Now I listen to a section of the song "Ocellated God" which reminds me quite a bit of my most hated work of all time (Naked City's LENG TCHE). But there's something strange here. Where LT eventually becomes laughably stupid, on this track there's enough texture, variation, and relative brevity that I actually get it. Maybe I even like it. Driver also has the artistic maturity to immediately contrast this distorted torture scene with the title track's clean piano and floating sad vocal. I once accused Driver of serving only himself and forgetting the listener. Not anymore. Similarly, Driver's brat-teen vocals are finally starting to acquire a bearable timbre and some of the singing on the title track is simultaneously as skilled and haunting as any I've heard from Toby.

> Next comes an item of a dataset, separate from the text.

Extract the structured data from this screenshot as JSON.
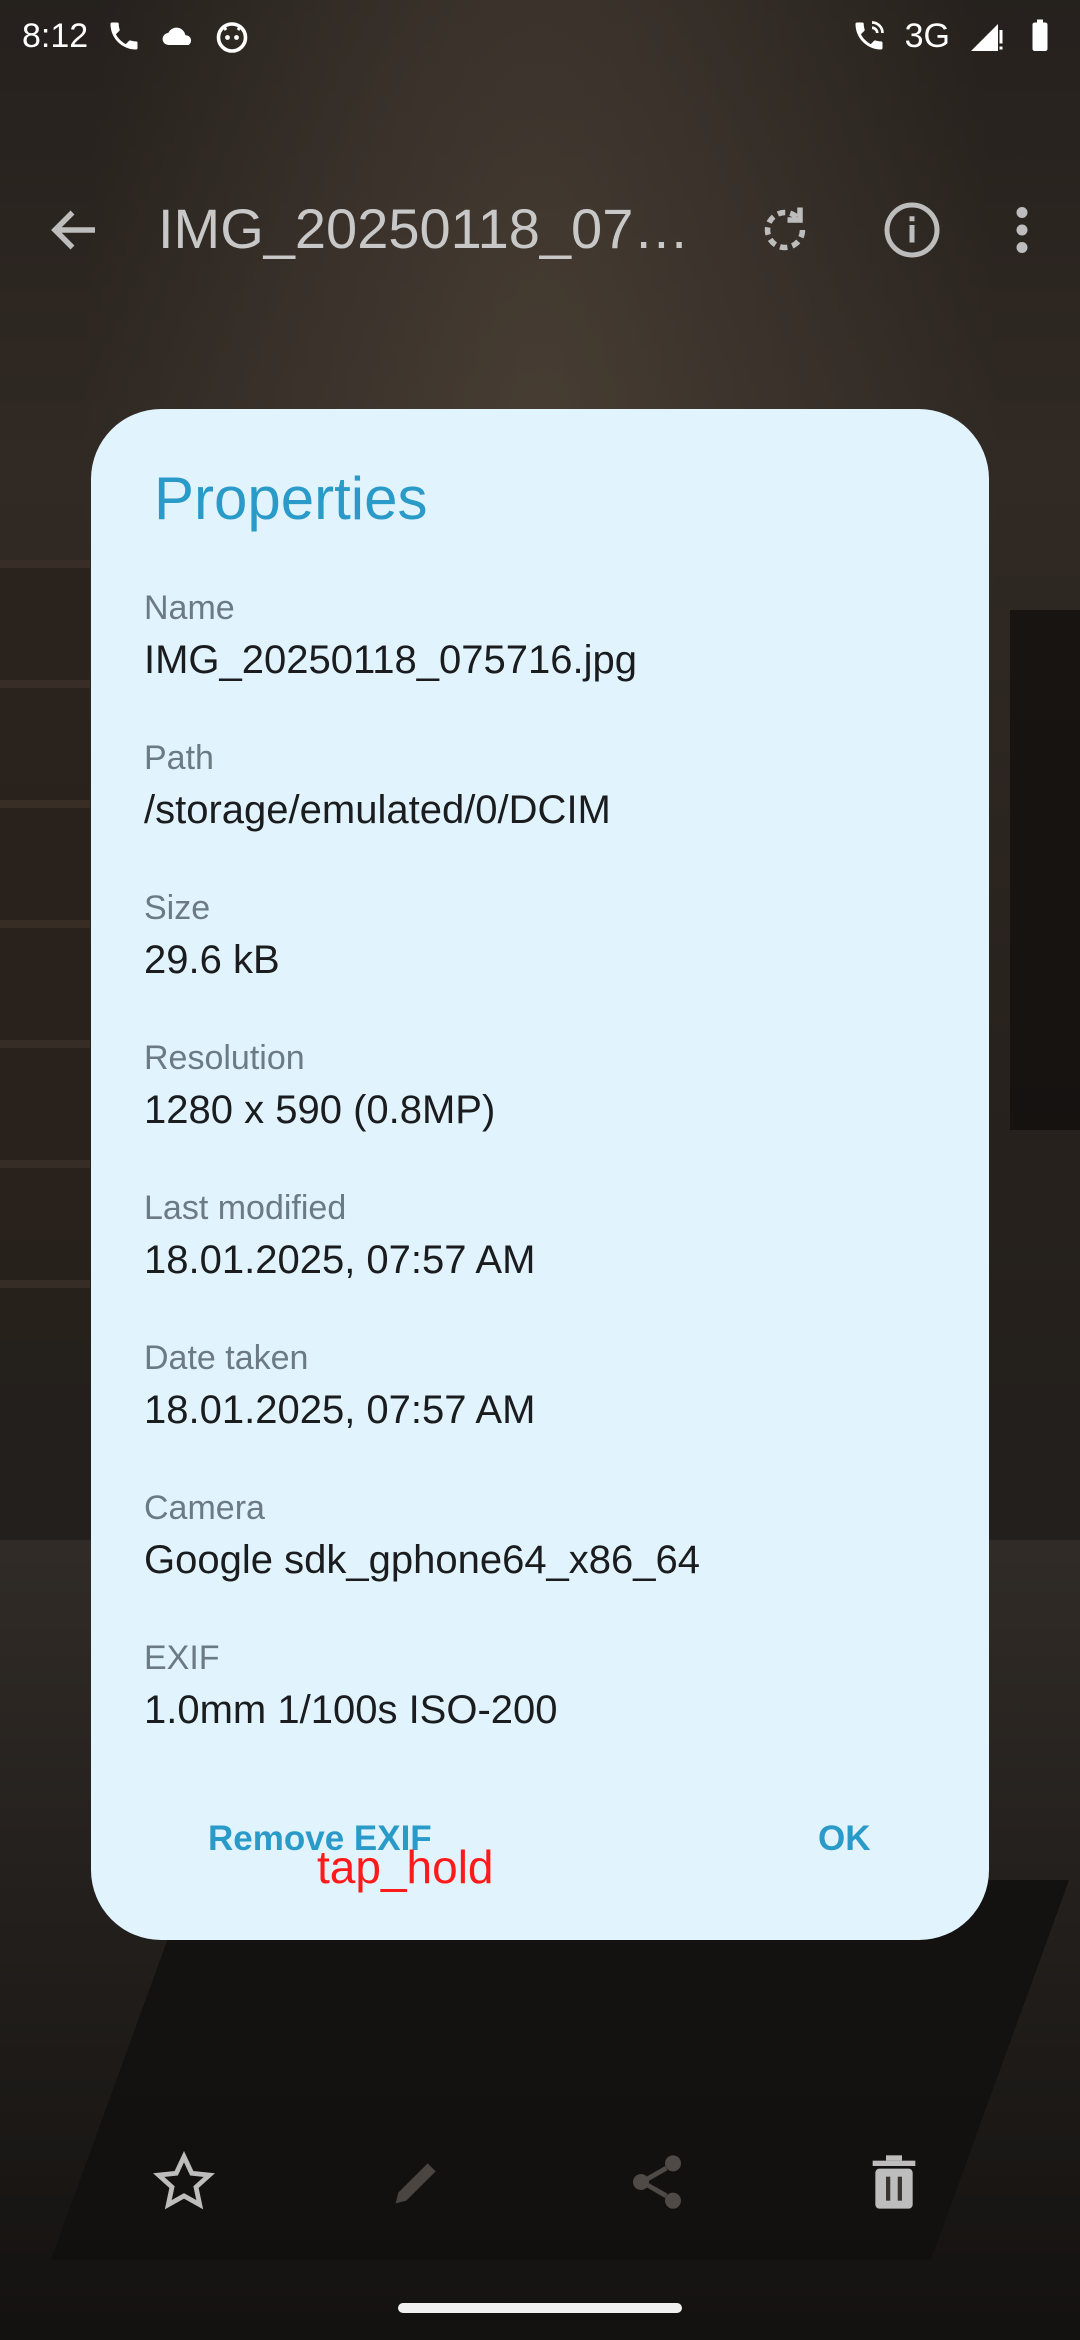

The most remarkable thing about this album is the effective broad variation in sound. The title song "Lethe" is comprised of bells, strings, soft vocals in an almost classical feel. The second track is harsh and chaotic, with obvious death metal influence. But it really works, if you're into moody avant art music.

This is a 3.5 album that I'm rounding up as I listen more intently, the best rating I've given a Kayo Dot work yet. I've also been listening to MotW's BATH recently, and it clearly is another notch up entirely, though significantly less demanding.

I want a real new MotW album, Toby. But this will do nicely for now.